How To Retire Early: Making Accelerated Coal Phaseout Feasible & Just RSS Feed

How To Retire Early: Making Accelerated Coal Phaseout Feasible & Just

For over a century, growing presence of coal smokestacks worldwide signified economic development and progress. Coal supplied our homes with electricity and our factories with power. At the same time, this workhorse of the industrial era caused serious harm to our health and the environment. Today, the costs of continuing to operate coal-fired power plants include not only its health and environmental impacts, but also a hit to the wallets of consumers who are paying more for coal power than they would for renewables.

In a new report, Rocky Mountain Institute, the Carbon Tracker Initiative, and the Sierra Club present an analysis of nearly 2,500 coal plants around the world. This analysis shows that the cost of clean energy has fallen so far that new renewables outcompete new coal virtually everywhere. Furthermore, it is cheaper today to build new renewable energy capacity including battery storage than to continue operating 39 percent of the world’s existing coal capacity. And the competitiveness of coal is sinking rapidly elsewhere.

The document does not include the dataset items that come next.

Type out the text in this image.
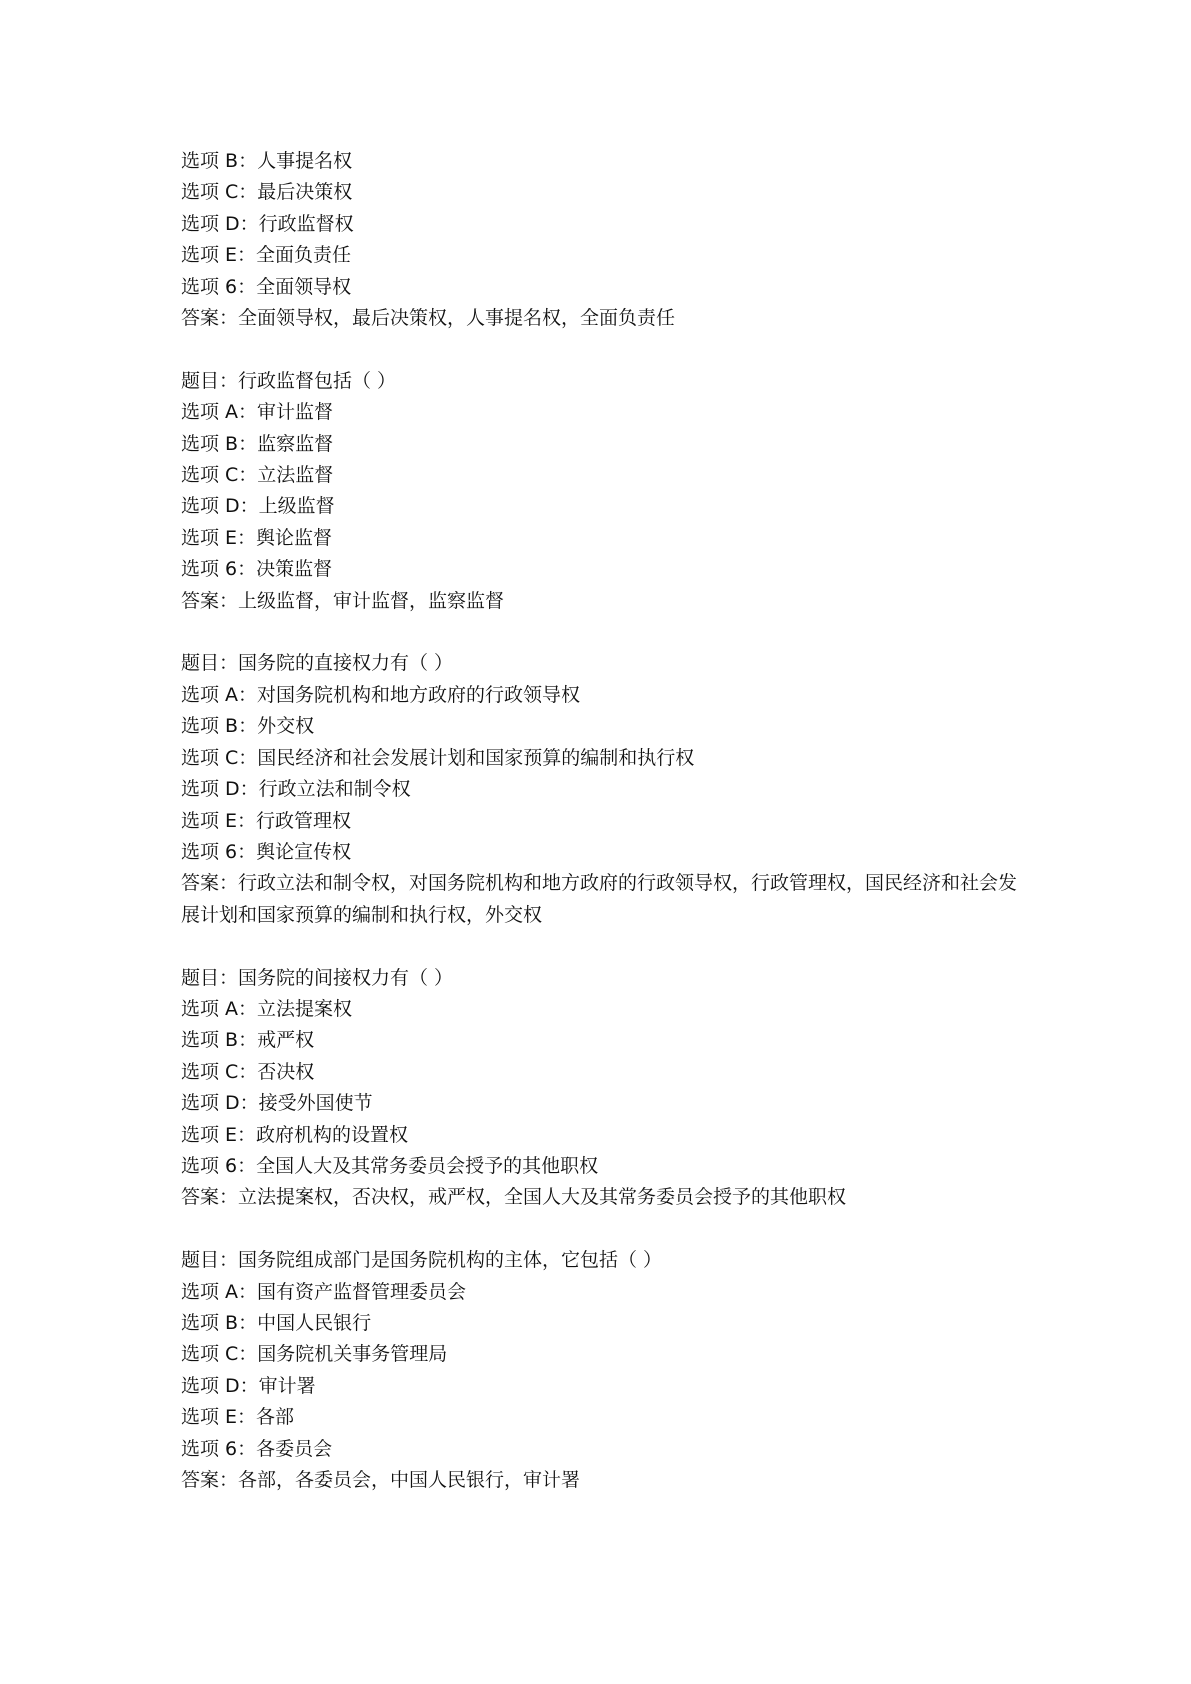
选项 B：人事提名权
选项 C：最后决策权
选项 D：行政监督权
选项 E：全面负责任
选项 6：全面领导权
答案：全面领导权，最后决策权，人事提名权，全面负责任
题目：行政监督包括（ ）
选项 A：审计监督
选项 B：监察监督
选项 C：立法监督
选项 D：上级监督
选项 E：舆论监督
选项 6：决策监督
答案：上级监督，审计监督，监察监督
题目：国务院的直接权力有（ ）
选项 A：对国务院机构和地方政府的行政领导权
选项 B：外交权
选项 C：国民经济和社会发展计划和国家预算的编制和执行权
选项 D：行政立法和制令权
选项 E：行政管理权
选项 6：舆论宣传权
答案：行政立法和制令权，对国务院机构和地方政府的行政领导权，行政管理权，国民经济和社会发展计划和国家预算的编制和执行权，外交权
题目：国务院的间接权力有（ ）
选项 A：立法提案权
选项 B：戒严权
选项 C：否决权
选项 D：接受外国使节
选项 E：政府机构的设置权
选项 6：全国人大及其常务委员会授予的其他职权
答案：立法提案权，否决权，戒严权，全国人大及其常务委员会授予的其他职权
题目：国务院组成部门是国务院机构的主体，它包括（ ）
选项 A：国有资产监督管理委员会
选项 B：中国人民银行
选项 C：国务院机关事务管理局
选项 D：审计署
选项 E：各部
选项 6：各委员会
答案：各部，各委员会，中国人民银行，审计署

An analysis of nearly 2,500 coal plants around the world shows that the cost of clean energy has fallen so far that new renewables outcompete new coal virtually everywhere.

The Cost of Coal

Continuing to run uncompetitive coal plants comes at a cost to consumers and taxpayers. If we were to phase out the share of existing global capacity already uncompetitive with new renewables, we would save $39 billion in 2020. In just five years, 73 percent of the global coal fleet will be uncompetitive with new renewables plus storage, equating to a savings of $141 billion in 2025.

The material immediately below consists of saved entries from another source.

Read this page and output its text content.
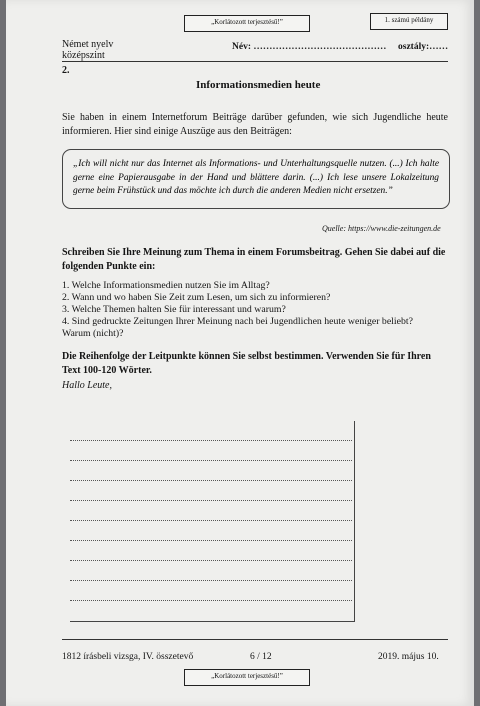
„Korlátozott terjesztésű!”	1. számú példány
Német nyelv
középszint
Név: …………………………………… osztály:……
2.
Informationsmedien heute
Sie haben in einem Internetforum Beiträge darüber gefunden, wie sich Jugendliche heute informieren. Hier sind einige Auszüge aus den Beiträgen:

„Ich will nicht nur das Internet als Informations- und Unterhaltungsquelle nutzen. (...) Ich halte gerne eine Papierausgabe in der Hand und blättere darin. (...) Ich lese unsere Lokalzeitung gerne beim Frühstück und das möchte ich durch die anderen Medien nicht ersetzen.”

Quelle: https://www.die-zeitungen.de
Schreiben Sie Ihre Meinung zum Thema in einem Forumsbeitrag. Gehen Sie dabei auf die folgenden Punkte ein:
1. Welche Informationsmedien nutzen Sie im Alltag?
2. Wann und wo haben Sie Zeit zum Lesen, um sich zu informieren?
3. Welche Themen halten Sie für interessant und warum?
4. Sind gedruckte Zeitungen Ihrer Meinung nach bei Jugendlichen heute weniger beliebt?
Warum (nicht)?
Die Reihenfolge der Leitpunkte können Sie selbst bestimmen. Verwenden Sie für Ihren Text 100-120 Wörter.
Hallo Leute,
1812 írásbeli vizsga, IV. összetevő	6 / 12	2019. május 10.
„Korlátozott terjesztésű!”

Though global numbers inevitably mask regional variation, our findings hold true across a diverse set of geographies. The United States could help customers save up to $10 billion annually if 79 percent of its currently uncompetitive fleet were phased out today. In other large coal power regions — Europe, China, and India — the percentage of uncompetitive coal plants is rising fast and will average over 90 percent by 2025. Savings for these three regions combined start at $30 billion per year in 2020 and more than quadruple to $136 billion per year in 2025. In a group of other developing economies with aggregate coal capacity similar to that of the United States, 51 percent of the existing coal fleet will become uncompetitive with new renewables plus storage by 2026.